Are Brookhaven city officials meeting in secret? Aldermen deny access to committee meeting; also skirting law by meeting in pairs to avoid quorum
Published 11:32 pm Friday, May 4, 2018
A trio of Brookhaven aldermen met behind closed doors this week in what a government transparency expert says may be a violation of open meetings laws, and one alderman’s comments indicate city leaders may be doing so habitually.
On Tuesday, a Brookhaven Board of Aldermen committee consisting of Ward 1 Alderman Dorsey Cameron, Ward 4 Alderman Jason Snider and Ward 6 Alderman Shelley Harrigill met in a small conference room in Mayor Joe Cox’s office to discuss a feasibility study for a proposed community center and swimming pool with city engineer Mike McKenzie and Elley Guild Hardy architect Taylor Claussen. A Daily Leader reporter, by chance, noticed the meeting in progress and asked to attend, but aldermen shut the door and McKenzie denied the newspaper’s admittance on their behalf.
“There’s a time and a place, but not today,” McKenzie said.
But the committee meeting should have been open to the public, according to state law, and notice that the meeting was taking place should have been posted beforehand. The city’s blackboard in the lobby of the Lincoln County-Brookhaven Government Complex — where notices of all special-called meetings are posted — made no mention of any committee meetings on that or any other day.
The committee was meeting in a special-called session. All members were present.

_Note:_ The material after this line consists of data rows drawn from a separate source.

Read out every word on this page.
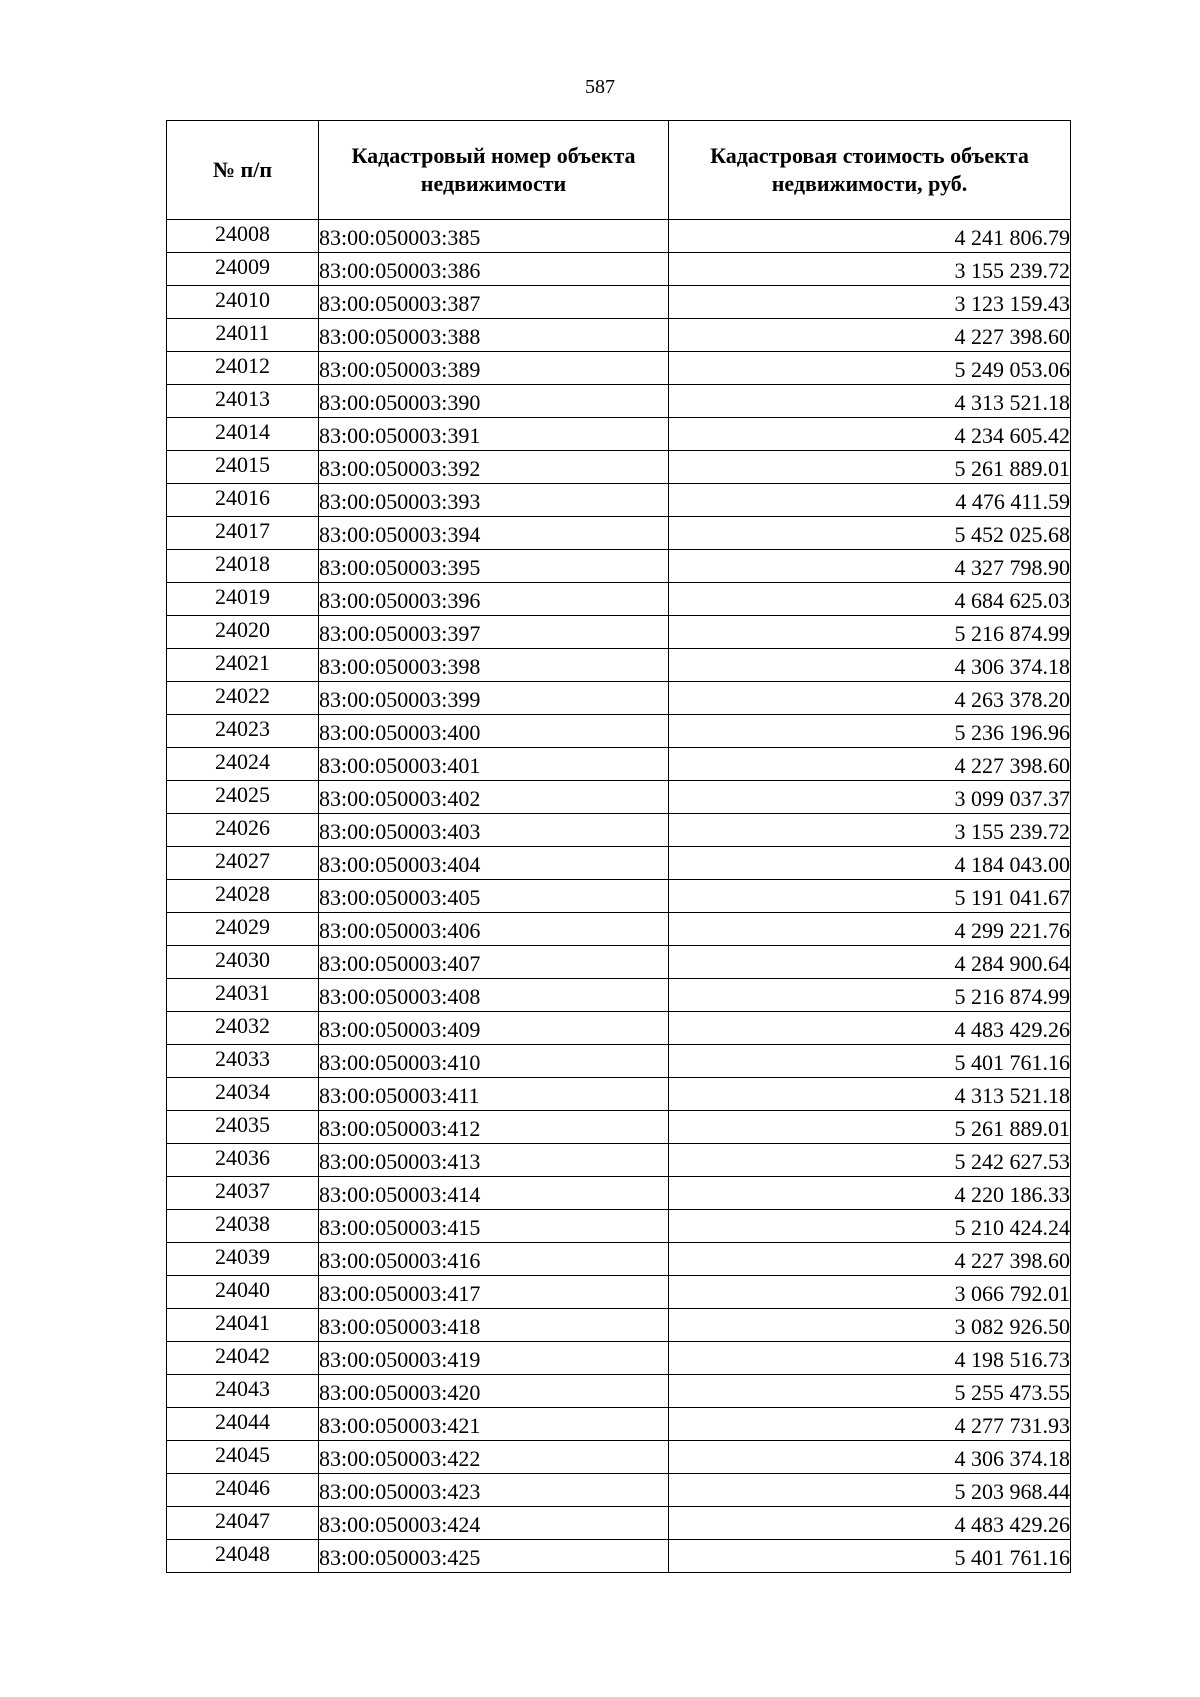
587
№ п/п	Кадастровый номер объекта недвижимости	Кадастровая стоимость объекта недвижимости, руб.
24008	83:00:050003:385	4 241 806.79
24009	83:00:050003:386	3 155 239.72
24010	83:00:050003:387	3 123 159.43
24011	83:00:050003:388	4 227 398.60
24012	83:00:050003:389	5 249 053.06
24013	83:00:050003:390	4 313 521.18
24014	83:00:050003:391	4 234 605.42
24015	83:00:050003:392	5 261 889.01
24016	83:00:050003:393	4 476 411.59
24017	83:00:050003:394	5 452 025.68
24018	83:00:050003:395	4 327 798.90
24019	83:00:050003:396	4 684 625.03
24020	83:00:050003:397	5 216 874.99
24021	83:00:050003:398	4 306 374.18
24022	83:00:050003:399	4 263 378.20
24023	83:00:050003:400	5 236 196.96
24024	83:00:050003:401	4 227 398.60
24025	83:00:050003:402	3 099 037.37
24026	83:00:050003:403	3 155 239.72
24027	83:00:050003:404	4 184 043.00
24028	83:00:050003:405	5 191 041.67
24029	83:00:050003:406	4 299 221.76
24030	83:00:050003:407	4 284 900.64
24031	83:00:050003:408	5 216 874.99
24032	83:00:050003:409	4 483 429.26
24033	83:00:050003:410	5 401 761.16
24034	83:00:050003:411	4 313 521.18
24035	83:00:050003:412	5 261 889.01
24036	83:00:050003:413	5 242 627.53
24037	83:00:050003:414	4 220 186.33
24038	83:00:050003:415	5 210 424.24
24039	83:00:050003:416	4 227 398.60
24040	83:00:050003:417	3 066 792.01
24041	83:00:050003:418	3 082 926.50
24042	83:00:050003:419	4 198 516.73
24043	83:00:050003:420	5 255 473.55
24044	83:00:050003:421	4 277 731.93
24045	83:00:050003:422	4 306 374.18
24046	83:00:050003:423	5 203 968.44
24047	83:00:050003:424	4 483 429.26
24048	83:00:050003:425	5 401 761.16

The Mississippi Open Meetings Act considers such a committee as a “public body” and “shall be open to the public at all times unless declared an executive session.” The law allows 14 specific exemptions that allow a meeting to be closed to the public. City officials did not cite any exemption to the law when they explained why the meeting was not open.
“You should be allowed to attend unless it is a personnel issue or some other exempt purpose,” said Leonard Van Slyke, a media and First Amendment attorney in Jackson. “They would need to start the meeting in an open fashion and vote on any exempt purpose.”
The newspaper tried to gather more information about the meeting, but officials offered no additional details.
“They’re not having an illegal meeting,” Cox said from the door of his office. “They do not have a quorum.”
When asked why the newspaper could not sit in on the meeting, Cox ignored the question and shut his office door. He did not respond to a phone call seeking additional comment.
When the meeting ended, Harrigill repeated Cox’s claim the meeting was legal because there was no quorum — the number of elected officials needed to make decisions on the city’s behalf. She referred further questions to McKenzie, who is neither elected nor a city employee.
“If it is a committee of the board, then there is a quorum of the committee,” Van Slyke said. All members of the committee were present.
Comments Harrigill made to The Daily Leader last month also raise concerns that city officials use their interpretation of quorum rules to avoid the open meetings law with regularity.
During an April 27 interview concerning the development of the city’s comprehensive plan, Harrigill told the newspaper aldermen met with planning consultant Slaughter & Associates in small groups to avoid having a quorum present.
“It was just two at a time, it was whoever could come in increments,” Harrigill said. “We met for probably 30, 45 minutes and they just kind of went over the different topics and the different things that needed to be updated.”
Just last year, the Mississippi Supreme Court unanimously ruled a government cannot set up meetings with less than a quorum of members present just to be free of the open meetings law. Justices upheld a Mississippi Ethics Commission ruling against the City of Columbus, saying the city’s meetings were set up with less than a quorum “with the express intent of circumventing the act.”
In 2014, the Columbus mayor and aldermen held several non-quorum meetings to discuss policy and development issues. The meetings were not announced in advance nor open to the public, and a reporter from The Commercial Dispatch was denied entry.
The Dispatch went on to win an ethics complaint against Columbus, which the city appealed to Lowndes County Chancery Court. When the chancery court upheld the newspaper’s complaint, the city went to the Supreme Court for its final reprimand.
State law requires government meetings to be open and available to the public so citizens may see how their government is performing. The Open Meetings Act begins with the declaration that openness in government is critical to “the fundamental philosophy of the American constitutional form of representative government.”
“An informed voting public is essential to maintaining a free society,” Van Slyke said.